Nieces and nephews were playing in the backyard with 16-year-old Abby Cazares keeping watch over the little ones. However, play time turned terrifying when one of Cazares’s nephews saw a large figure curled up near the back.

“He just started screaming, ‘It’s a cat! It’s a big cat!'” Cazares said.

They all ran inside and waited as the adults called Animal Services. Once the initial shock wore off, they warmed up to the big cat.

“It actually looked really pretty,” Cazarez said. “You never see something like that, especially that close,” said Cazares.

No one was hurt in the home. When authorities arrived, Texas Park and Wildlife officials took the lead after consulting with the City of El Paso’s Animal Services and the Texas Health Dept., both of which said they had no tranquilizer gun available and asked the TPWD to respond because of the safety issue, according to TPWD officials in a statement on Tuesday.

“They told us it had rabies,” said Cazarez. “But it was just laying there, just chilling. It was actually sleeping when we saw it, you could tell it wasn’t going to do any harm. I don’t know why they had to kill it.”

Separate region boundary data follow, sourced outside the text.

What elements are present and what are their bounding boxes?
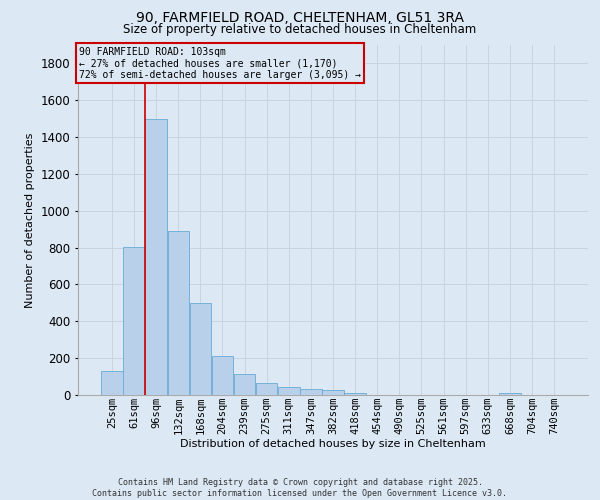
Bar	[123, 246, 145, 395]
Bar	[234, 374, 255, 395]
Text: 90 FARMFIELD ROAD: 103sqm
← 27% of detached houses are smaller (1,170)
72% of se: 90 FARMFIELD ROAD: 103sqm ← 27% of detac…	[79, 47, 361, 80]
Bar	[344, 393, 366, 395]
Y-axis label: Number of detached properties: Number of detached properties	[25, 132, 35, 308]
Bar	[322, 390, 344, 395]
Bar	[278, 386, 299, 395]
Text: Size of property relative to detached houses in Cheltenham: Size of property relative to detached ho…	[124, 22, 476, 36]
Bar	[145, 118, 167, 395]
Text: 90, FARMFIELD ROAD, CHELTENHAM, GL51 3RA: 90, FARMFIELD ROAD, CHELTENHAM, GL51 3RA	[136, 11, 464, 25]
Bar	[499, 393, 521, 395]
Text: Contains HM Land Registry data © Crown copyright and database right 2025.
Contai: Contains HM Land Registry data © Crown c…	[92, 478, 508, 498]
Bar	[101, 371, 122, 395]
Bar	[190, 303, 211, 395]
X-axis label: Distribution of detached houses by size in Cheltenham: Distribution of detached houses by size …	[180, 440, 486, 450]
Bar	[256, 383, 277, 395]
Bar	[212, 356, 233, 395]
Bar	[167, 231, 189, 395]
Bar	[300, 389, 322, 395]
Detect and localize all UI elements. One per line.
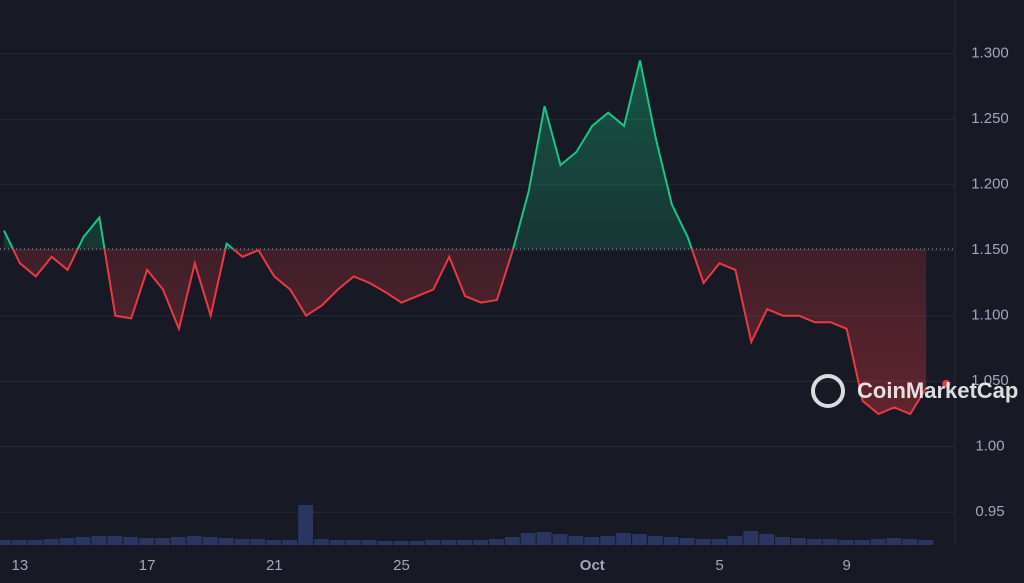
- volume-bar: [457, 540, 473, 545]
- volume-bar: [552, 534, 568, 545]
- volume-bar: [870, 539, 886, 545]
- volume-bar: [377, 541, 393, 545]
- price-line-up: [3, 60, 693, 249]
- x-tick-label: 17: [139, 557, 156, 574]
- volume-bar: [91, 536, 107, 545]
- volume-bar: [838, 540, 854, 545]
- watermark-text: CoinMarketCap: [857, 378, 1018, 403]
- volume-bar: [647, 536, 663, 545]
- volume-bar: [759, 534, 775, 545]
- x-tick-label: 21: [266, 557, 283, 574]
- x-tick-label: 13: [12, 557, 29, 574]
- y-tick-label: 1.050: [971, 372, 1009, 389]
- volume-bar: [918, 540, 934, 545]
- volume-bar: [663, 537, 679, 545]
- volume-bar: [886, 538, 902, 545]
- volume-bar: [568, 536, 584, 545]
- price-line-down: [11, 248, 928, 416]
- volume-bar: [600, 536, 616, 545]
- volume-bar: [75, 537, 91, 545]
- volume-bar: [155, 538, 170, 545]
- volume-bar: [806, 539, 822, 545]
- volume-bar: [520, 533, 536, 545]
- y-tick-label: 1.250: [971, 110, 1009, 127]
- volume-bar: [409, 541, 425, 545]
- volume-bar: [425, 540, 441, 545]
- volume-bar: [186, 536, 202, 545]
- volume-bar: [27, 540, 43, 545]
- volume-bar: [679, 538, 695, 545]
- y-tick-label: 1.100: [971, 307, 1009, 324]
- volume-bar: [536, 532, 552, 545]
- area-down: [12, 248, 927, 414]
- volume-bar: [711, 539, 727, 545]
- volume-bar: [504, 537, 520, 545]
- volume-bar: [775, 537, 791, 545]
- volume-bar: [329, 540, 345, 545]
- y-tick-label: 1.150: [971, 241, 1009, 258]
- volume-bar: [282, 540, 298, 545]
- volume-bar: [902, 539, 918, 545]
- volume-bar: [441, 540, 457, 545]
- volume-bar: [854, 540, 870, 545]
- volume-bar: [488, 539, 504, 545]
- volume-bar: [473, 540, 488, 545]
- volume-bar: [393, 541, 409, 545]
- volume-bar: [266, 540, 282, 545]
- y-tick-label: 1.00: [975, 438, 1004, 455]
- volume-bar: [107, 536, 123, 545]
- volume-bar: [743, 531, 759, 545]
- y-tick-label: 0.95: [975, 503, 1004, 520]
- volume-bar: [361, 540, 377, 545]
- volume-bar: [791, 538, 806, 545]
- y-tick-label: 1.300: [971, 45, 1009, 62]
- volume-bar: [345, 540, 361, 545]
- volume-bar: [0, 540, 11, 545]
- x-tick-label: 5: [715, 557, 723, 574]
- volume-bar: [139, 538, 155, 545]
- x-tick-label: Oct: [580, 557, 605, 574]
- volume-bar: [727, 536, 743, 545]
- volume-bar: [298, 505, 314, 545]
- volume-bar: [43, 539, 59, 545]
- x-tick-label: 9: [843, 557, 851, 574]
- volume-bar: [616, 533, 632, 545]
- volume-bar: [11, 540, 27, 545]
- volume-bar: [59, 538, 75, 545]
- volume-bar: [314, 539, 329, 545]
- volume-bar: [202, 537, 218, 545]
- x-tick-label: 25: [393, 557, 410, 574]
- volume-bar: [632, 534, 647, 545]
- volume-bar: [250, 539, 266, 545]
- volume-bar: [584, 537, 600, 545]
- watermark: CoinMarketCap: [811, 374, 1018, 408]
- y-tick-label: 1.200: [971, 176, 1009, 193]
- volume-bar: [170, 537, 186, 545]
- volume-bar: [123, 537, 139, 545]
- volume-bar: [822, 539, 838, 545]
- last-price-dot: [942, 379, 951, 388]
- volume-bar: [234, 539, 250, 545]
- volume-bar: [218, 538, 234, 545]
- area-up: [4, 60, 927, 249]
- volume-bar: [695, 539, 711, 545]
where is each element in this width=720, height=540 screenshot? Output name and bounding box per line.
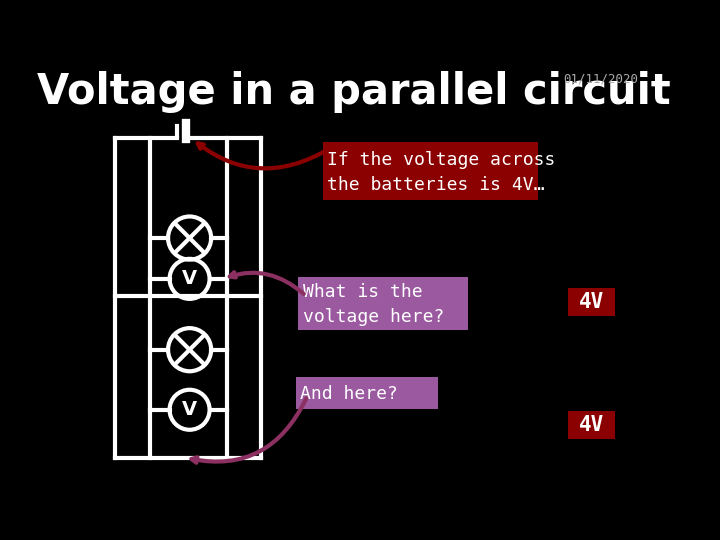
Text: 4V: 4V xyxy=(579,292,604,312)
Text: V: V xyxy=(182,269,197,288)
FancyBboxPatch shape xyxy=(567,288,616,316)
FancyBboxPatch shape xyxy=(296,377,438,409)
FancyBboxPatch shape xyxy=(298,276,467,330)
FancyBboxPatch shape xyxy=(567,411,616,439)
Text: 4V: 4V xyxy=(579,415,604,435)
Text: What is the
voltage here?: What is the voltage here? xyxy=(303,283,444,326)
Text: V: V xyxy=(182,400,197,419)
Text: 01/11/2020: 01/11/2020 xyxy=(564,72,639,85)
FancyBboxPatch shape xyxy=(323,142,539,200)
Text: Voltage in a parallel circuit: Voltage in a parallel circuit xyxy=(37,71,670,113)
Text: And here?: And here? xyxy=(300,386,398,403)
Text: If the voltage across
the batteries is 4V…: If the voltage across the batteries is 4… xyxy=(327,151,555,194)
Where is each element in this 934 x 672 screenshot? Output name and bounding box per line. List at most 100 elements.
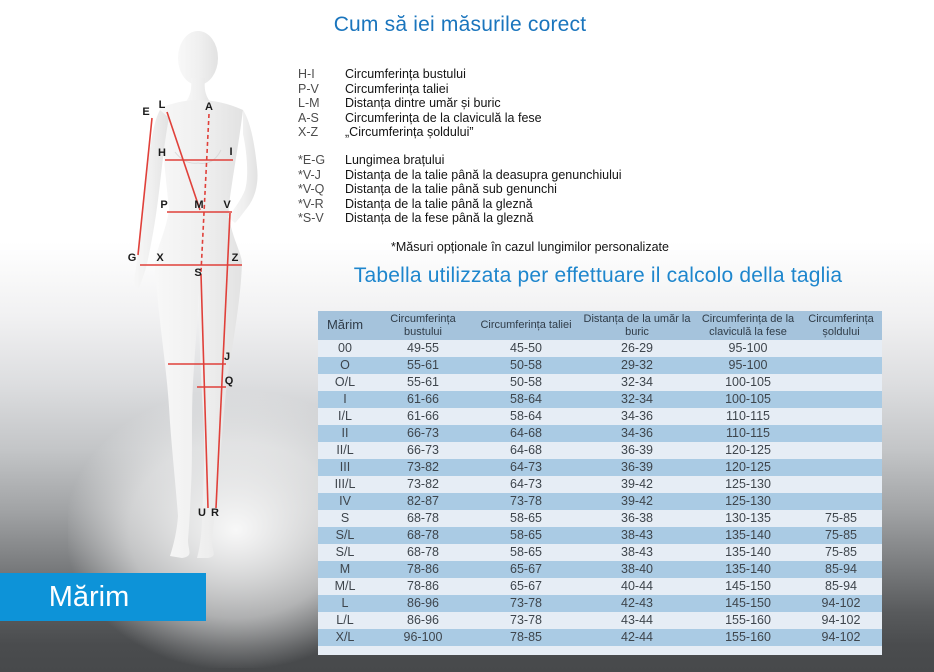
table-cell: 32-34 bbox=[621, 375, 653, 390]
table-cell: IV bbox=[339, 494, 351, 509]
table-cell: 00 bbox=[338, 341, 352, 356]
measure-code: X-Z bbox=[298, 125, 319, 140]
table-cell: 73-82 bbox=[407, 477, 439, 492]
table-cell: 125-130 bbox=[725, 477, 771, 492]
measure-description: Distanța dintre umăr și buric bbox=[345, 96, 501, 111]
table-cell: 73-78 bbox=[510, 494, 542, 509]
table-cell: S/L bbox=[335, 528, 355, 543]
table-cell: 82-87 bbox=[407, 494, 439, 509]
table-cell: 61-66 bbox=[407, 392, 439, 407]
measure-description: Distanța de la talie până la gleznă bbox=[345, 196, 533, 211]
legend-row: X-Z „Circumferința șoldului” bbox=[298, 125, 622, 140]
measure-point-label: X bbox=[156, 252, 164, 264]
table-cell: 100-105 bbox=[725, 375, 771, 390]
table-cell: 66-73 bbox=[407, 426, 439, 441]
measure-description: Distanța de la fese până la gleznă bbox=[345, 211, 534, 226]
measure-code: *V-R bbox=[298, 196, 324, 211]
table-cell: 110-115 bbox=[725, 426, 771, 441]
measure-code: P-V bbox=[298, 81, 319, 96]
size-badge: Mărim bbox=[0, 573, 206, 621]
size-table-header-row: Mărim Circumferința bustului Circumferin… bbox=[318, 311, 882, 341]
table-cell: 135-140 bbox=[725, 528, 771, 543]
table-cell: 155-160 bbox=[725, 613, 771, 628]
table-cell: 73-78 bbox=[510, 596, 542, 611]
legend-row: *E-G Lungimea brațului bbox=[298, 153, 622, 168]
measurement-legend: H-I Circumferința bustului P-V Circumfer… bbox=[298, 67, 622, 226]
legend-row: *V-J Distanța de la talie până la deasup… bbox=[298, 168, 622, 183]
column-header-clavicle-seat: Circumferința de la claviculă la fese bbox=[696, 311, 800, 341]
page-title-size-table: Tabella utilizzata per effettuare il cal… bbox=[353, 264, 843, 287]
measure-code: *S-V bbox=[298, 211, 324, 226]
measure-point-label: M bbox=[194, 199, 203, 211]
table-cell: 78-86 bbox=[407, 579, 439, 594]
shoulder-navel-line bbox=[166, 111, 201, 211]
table-cell: 29-32 bbox=[621, 358, 653, 373]
table-cell: O/L bbox=[334, 375, 356, 390]
table-row: L 86-96 73-78 42-43 145-150 94-102 bbox=[318, 595, 882, 613]
measure-point-label: H bbox=[158, 147, 166, 159]
column-header-hip: Circumferința șoldului bbox=[800, 311, 882, 341]
table-cell: 39-42 bbox=[621, 477, 653, 492]
table-row: O 55-61 50-58 29-32 95-100 bbox=[318, 357, 882, 375]
table-cell: 110-115 bbox=[725, 409, 771, 424]
table-cell: 45-50 bbox=[510, 341, 542, 356]
table-cell: 36-38 bbox=[621, 511, 653, 526]
measure-point-label: Q bbox=[225, 375, 234, 387]
size-table: Mărim Circumferința bustului Circumferin… bbox=[318, 311, 882, 656]
table-footer-spacer bbox=[318, 646, 882, 656]
table-cell: 68-78 bbox=[407, 528, 439, 543]
measure-code: *E-G bbox=[298, 152, 326, 167]
table-cell: 36-39 bbox=[621, 460, 653, 475]
column-header-waist: Circumferința taliei bbox=[474, 311, 578, 341]
legend-row: P-V Circumferința taliei bbox=[298, 82, 622, 97]
table-cell: 135-140 bbox=[725, 562, 771, 577]
table-row: II/L 66-73 64-68 36-39 120-125 bbox=[318, 442, 882, 460]
table-cell: S bbox=[340, 511, 350, 526]
table-row: IV 82-87 73-78 39-42 125-130 bbox=[318, 493, 882, 511]
table-cell: II bbox=[341, 426, 349, 441]
page-title-measurements: Cum să iei măsurile corect bbox=[333, 13, 587, 36]
table-cell: 39-42 bbox=[621, 494, 653, 509]
table-cell: 120-125 bbox=[725, 460, 771, 475]
table-cell: 38-40 bbox=[621, 562, 653, 577]
table-cell: 125-130 bbox=[725, 494, 771, 509]
measure-point-label: U bbox=[198, 507, 206, 519]
table-cell: M bbox=[339, 562, 351, 577]
measure-point-label: Z bbox=[232, 252, 239, 264]
table-cell: 78-85 bbox=[510, 630, 542, 645]
size-table-footer-row bbox=[318, 646, 882, 656]
measure-description: Circumferința de la claviculă la fese bbox=[345, 110, 542, 125]
table-cell bbox=[800, 425, 882, 442]
table-cell: I/L bbox=[338, 409, 352, 424]
table-cell bbox=[800, 408, 882, 425]
legend-row: H-I Circumferința bustului bbox=[298, 67, 622, 82]
table-cell: 68-78 bbox=[407, 511, 439, 526]
table-row: O/L 55-61 50-58 32-34 100-105 bbox=[318, 374, 882, 392]
table-cell bbox=[800, 391, 882, 408]
table-cell bbox=[800, 493, 882, 510]
table-cell: 42-44 bbox=[621, 630, 653, 645]
table-cell: 26-29 bbox=[621, 341, 653, 356]
measure-point-label: A bbox=[205, 101, 213, 113]
measurement-lines bbox=[137, 111, 242, 509]
table-cell: X/L bbox=[335, 630, 355, 645]
table-cell: 55-61 bbox=[407, 358, 439, 373]
measure-description: Distanța de la talie până la deasupra ge… bbox=[345, 167, 622, 182]
table-cell: 34-36 bbox=[621, 426, 653, 441]
table-cell: 43-44 bbox=[621, 613, 653, 628]
table-cell bbox=[800, 374, 882, 391]
table-cell: 32-34 bbox=[621, 392, 653, 407]
table-cell: 38-43 bbox=[621, 545, 653, 560]
table-cell: 64-73 bbox=[510, 477, 542, 492]
table-cell: 66-73 bbox=[407, 443, 439, 458]
table-cell: 58-65 bbox=[510, 528, 542, 543]
table-cell: 96-100 bbox=[403, 630, 443, 645]
table-cell: 135-140 bbox=[725, 545, 771, 560]
table-cell: 49-55 bbox=[407, 341, 439, 356]
measure-description: Circumferința taliei bbox=[345, 81, 449, 96]
measure-point-label: S bbox=[194, 267, 201, 279]
table-cell: 100-105 bbox=[725, 392, 771, 407]
legend-row: *V-R Distanța de la talie până la gleznă bbox=[298, 197, 622, 212]
table-cell: 85-94 bbox=[825, 562, 857, 577]
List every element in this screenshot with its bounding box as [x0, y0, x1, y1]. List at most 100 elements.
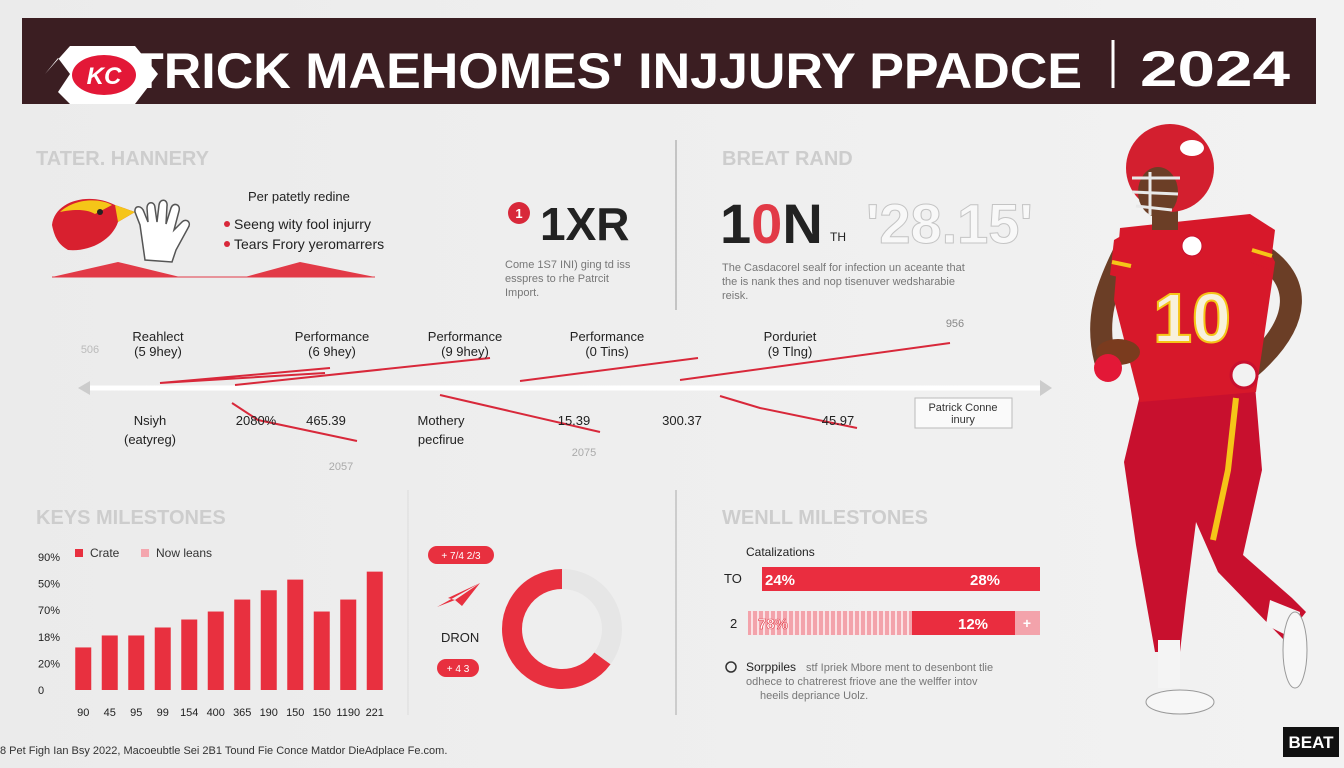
info-box-text: Patrick Conne [928, 402, 997, 414]
caption: Come 1S7 INI) ging td iss [505, 259, 631, 271]
trend-line [719, 395, 858, 429]
legend-swatch [75, 549, 83, 557]
bird-icon [52, 198, 135, 251]
y-tick-label: 50% [38, 579, 60, 591]
bar [75, 647, 92, 690]
headline-small: TH [830, 230, 846, 244]
bar-chart: Crate Now leans 0 20% 18% 70% 50% 90% 90 45 95 99 15… [38, 546, 384, 719]
number-badge [508, 202, 530, 224]
logo-text: KC [87, 63, 122, 90]
progress-bar [762, 567, 1040, 591]
trend-line [439, 394, 601, 433]
bar-icon: + [1023, 615, 1031, 631]
timeline-label: 2080% [236, 413, 277, 428]
timeline-label: 15.39 [558, 413, 591, 428]
glove [1229, 360, 1259, 390]
y-tick-label: 90% [38, 552, 60, 564]
y-tick-label: 18% [38, 632, 60, 644]
plane-icon [437, 583, 480, 607]
donut-chart [502, 569, 622, 689]
bar [366, 571, 383, 690]
cleat [1282, 611, 1308, 689]
pill [437, 659, 479, 677]
x-tick-label: 1190 [336, 707, 360, 719]
note-title: Sorppiles [746, 660, 796, 674]
bar [128, 635, 145, 690]
note-text: heeils depriance Uolz. [760, 690, 868, 702]
timeline-label: Mothery [418, 413, 465, 428]
note-text: odhece to chatrerest friove ane the welf… [746, 676, 978, 688]
headline-value: '28.15' [866, 192, 1033, 255]
legend-label: Crate [90, 546, 120, 560]
sock [1158, 640, 1180, 688]
stage-sub: (6 9hey) [308, 344, 356, 359]
caption: esspres to rhe Patrcit [505, 273, 609, 285]
header-year: 2024 [1140, 41, 1290, 97]
x-tick-label: 45 [104, 707, 116, 719]
section-heading: WENLL MILESTONES [722, 507, 928, 529]
trend-line [679, 342, 951, 381]
bar-label: 28% [970, 572, 1000, 589]
jersey [1114, 214, 1275, 402]
logo-oval [72, 55, 136, 95]
stage-sub: (5 9hey) [134, 344, 182, 359]
bar-label: 12% [958, 616, 988, 633]
triangle-mark [245, 262, 375, 277]
badge-text: BEAT [1288, 733, 1334, 752]
legend-swatch [141, 549, 149, 557]
timeline-label: pecfirue [418, 432, 464, 447]
row-label: 2 [730, 616, 737, 631]
stage-sub: (9 Tlng) [768, 344, 813, 359]
info-box-text: inury [951, 414, 975, 426]
facemask [1131, 172, 1180, 215]
cleat [1145, 689, 1215, 715]
helmet-logo [1180, 140, 1204, 156]
bar [207, 611, 224, 690]
note-marker [725, 661, 737, 673]
bar [260, 590, 277, 690]
bullet-dot [224, 241, 230, 247]
headline-part: N [782, 192, 822, 255]
stage-sub: (9 9hey) [441, 344, 489, 359]
note-text: stf Ipriek Mbore ment to desenbont tlie [806, 662, 993, 674]
header-bar [22, 18, 1316, 104]
x-tick-label: 150 [286, 707, 304, 719]
headline-part: 1 [720, 192, 751, 255]
timeline-arrow [78, 381, 90, 395]
bird-eye [97, 209, 103, 215]
trend-line [234, 357, 491, 386]
stage-title: Porduriet [764, 329, 817, 344]
timeline-label: 2057 [329, 461, 353, 473]
timeline-label: 45.97 [822, 413, 855, 428]
headline: 10N [720, 192, 823, 255]
bar [287, 579, 304, 690]
timeline-label: 300.37 [662, 413, 702, 428]
stage-title: Reahlect [132, 329, 184, 344]
timeline-label: Nsiyh [134, 413, 167, 428]
subheading: Per patetly redine [248, 189, 350, 204]
sleeve-stripe [1111, 260, 1132, 268]
pill-text: + 7/4 2/3 [441, 551, 481, 562]
bar [154, 627, 171, 690]
badge-text: 1 [515, 206, 522, 221]
stage-title: Performance [295, 329, 369, 344]
headline-part: 0 [751, 192, 782, 255]
progress-bar [912, 611, 1015, 635]
progress-bar [748, 611, 912, 635]
stage-title: Performance [570, 329, 644, 344]
timeline-label: (eatyreg) [124, 432, 176, 447]
bar-label: 24% [765, 572, 795, 589]
x-tick-label: 99 [157, 707, 169, 719]
player-illustration: 10 [1090, 124, 1308, 715]
y-tick-label: 20% [38, 658, 60, 670]
pants-stripe [1210, 397, 1239, 541]
section-heading: TATER. HANNERY [36, 148, 210, 170]
trend-line [159, 367, 331, 384]
jersey-number: 10 [1153, 279, 1231, 357]
row-label: TO [724, 571, 742, 586]
timeline-arrow [1040, 380, 1052, 396]
stage-sub: (0 Tins) [585, 344, 628, 359]
bar [181, 619, 198, 690]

ABC-7 called representatives with Texas Parks and Wildlife on Monday, but the office was closed for the President’s Day holiday. A city spokeswman said the decision to kill the cat came from Texas Parks and Wildlife but added the results of a rabies test are pending.

Cazares said she wished more efforts had been made to tranquilize the animal before putting it down.

Last May, an El Paso Police Department officer and a Texas Alcoholic Beverage Commission official shot a mountain lion in a Central El Paso car wash after authorities tried to tranquilize it twice. The mountain lion had roamed through some buildings, including a private school.

Days later, a bobcat was spotted in Northeast El Paso and in June, a mountain lion was sighted near a central El Paso apartment complex.

It’s unclear how all the big cats ended up roaming through El Paso’s streets or where they came from.